Fidel Castro was no sweetheart, granted, but we helped to motivate and create him. Don’t kid yourself. Read your Chomsky, your I.F. Stone. Hell, any fair-minded historian. Ask Pablo Larrain, Alejandro G. Inarritu, Guillermo del Toro, Roger Durling, Alfonso Cuaron…any Latin-born filmmaker or film connoisseur who knows whereof he speaks.
Before Castro the U.S. had long regarded Latin America as fertile territory to be exploited. The Monroe Doctrine basically stated that European powers were to leave Latin America alone so we could exploit it for our own interests. The building of the Panama Canal was a constructive trade enabler, but primarily one of many operations that was mostly about serving U.S. interests.

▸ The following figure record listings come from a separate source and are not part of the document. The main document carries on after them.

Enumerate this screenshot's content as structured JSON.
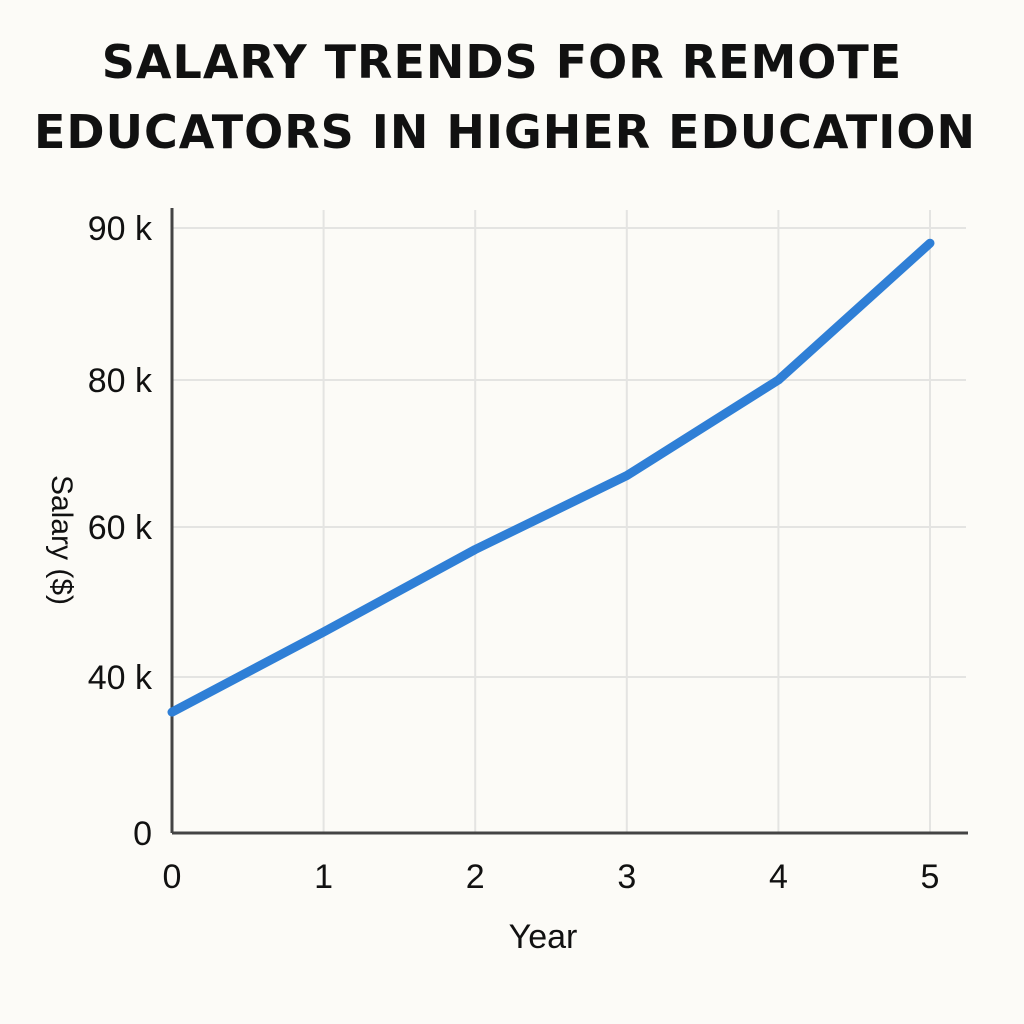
{
  "chart_data": {
    "type": "line",
    "title_lines": [
      "SALARY TRENDS FOR REMOTE",
      "EDUCATORS IN HIGHER EDUCATION"
    ],
    "xlabel": "Year",
    "ylabel": "Salary ($)",
    "x": [
      0,
      1,
      2,
      3,
      4,
      5
    ],
    "xticks": [
      0,
      1,
      2,
      3,
      4,
      5
    ],
    "xtick_labels": [
      "0",
      "1",
      "2",
      "3",
      "4",
      "5"
    ],
    "yticks": [
      {
        "label": "0",
        "value": 0
      },
      {
        "label": "40 k",
        "value": 40000
      },
      {
        "label": "60 k",
        "value": 60000
      },
      {
        "label": "80 k",
        "value": 80000
      },
      {
        "label": "90 k",
        "value": 90000
      }
    ],
    "series": [
      {
        "color": "#2f7fd6",
        "values": [
          31000,
          46000,
          57000,
          67000,
          80000,
          89000
        ]
      }
    ],
    "xlim": [
      0,
      5
    ],
    "grid": true,
    "legend": false
  }
}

We allied ourselves with Central and South American military regimes all through the 20th Century — i.e., right-leaning frontmen for the oligarchs (i.e., the upper-crust elite), which have always been in league with U.S. interests and the coldly capitalist, market-driven finaglings of the International Monetary Fund. And the lower classes have always had to eat bean dip.
The CIA engineered a coup d’etat in Guatamela in 1954 against a Democratically elected leader, Jacobo Arbenz Guzman, because he was too independent-minded, not enough of a U.S.-favoring toady. In 1973 we helped engineer a brutal coup against Salvador Allende in Chile for the same reason.
Remember that Havana boardroom scene in The Godfather, Part II in which Batista confers with Michael Corleone and the heads of other U.S. corporate interests (i.e., the “United” Telephone & Telegraph company, United Fruit)? Did you get a feeling from that scene that these were good guys following humanistic impulses?
For all his flaws Fidel Castro was the first strong Latin American leader to assert nativist independence and tell U.S. interests to back off. As Oliver Stone‘s South of the Border explained a few years ago, almost all of South America had elected similar nativist leaders in the 21st Century — the late Hugo Chavez of Venezuela, Bolivia’s Evo Morales, Brazil’s Lula da Silva, Argentina’s Cristina Kirchner (along with her husband and ex-President Nestor Kirchner), Paraguay’s Fernando Lug and Ecuador’s Rafael Correa — a sea change that was partly inspired by Castro.
We tried to oust and assassinate Castro in the ’60s, remember. We enabled him to be an alarmist and, for a time, to rally the Cuban people against us. We gave him the rationale, the fuel to run Cuba with a severe ideological hand — no question. If Castro was a tyrannical asshole, the U.S. provided the abusive influence that led to that mentality.